HAYALİMDEKİ BAKLAVA

 

            Hayal kuruyorum kendi kendime…

            Ah sabancı ah.Mallarını niye üzerime tapulamadın.

            Bak onları nasıl arttırırdım..

            Fabrikalarına fabrikalar ekler,ekonominin iyileşmesine büyük katkılarda bulunurdum.Herşey gül gülistan olur,düzlüğe çıkardık.

            Ben şu anda bulunduğum küçük odamda değil de,büyük saray ve köşklerde olsaydım,çok şey değişir,farklılaşırdı…

            Bu hayallerle Türkiyeyi aşmış,dünya meselelerine el atarak her şeyi düzeltiyordum…
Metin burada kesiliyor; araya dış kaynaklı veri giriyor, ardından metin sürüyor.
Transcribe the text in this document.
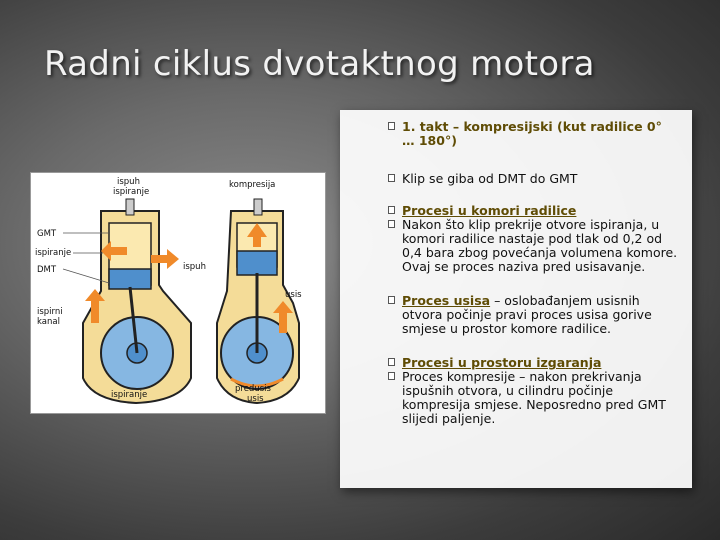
Radni ciklus dvotaktnog motora
ispuh
ispiranje
kompresija
GMT
ispiranje
ispuh
DMT
usis
ispirni
kanal
ispiranje
predusis
usis
1. takt – kompresijski (kut radilice 0°
… 180°)
Klip se giba od DMT do GMT
Procesi u komori radilice
Nakon što klip prekrije otvore ispiranja, u komori radilice nastaje pod tlak od 0,2 od 0,4 bara zbog povećanja volumena komore. Ovaj se proces naziva pred usisavanje.
Proces usisa – oslobađanjem usisnih otvora počinje pravi proces usisa gorive smjese u prostor komore radilice.
Procesi u prostoru izgaranja
Proces kompresije – nakon prekrivanja ispušnih otvora, u cilindru počinje kompresija smjese. Neposredno pred GMT slijedi paljenje.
            Ah o annemin seslenipte;

            -Oğlum gelsene,fırından biberleri alda gel..kahvaltımızı yapalım..

            Beni çağırmasıyla her şey bir anda yıkılmıştı…

            Kim bilir daha ne hayaller kuracaktım…

 

*******

 

            Hayal karın doyurmuyor.Hayali bir tepsi baklava olacağına,hakiki bir dilim olsun yeter.

            Abdulkadiri Geylaninin bir müridi de,mutfakta yemek yapmakla meşgulken bir anda,adeta bastı zaman yani zamanın açılmasıyla evlenir,çocuk sahibi olur,aradan yılar geçer,aile sıkıntıları başlar ve buna dayanamayarak feryad eder ve bu feryad ile şeyhinin mutfağında olmayı çok arzu eder..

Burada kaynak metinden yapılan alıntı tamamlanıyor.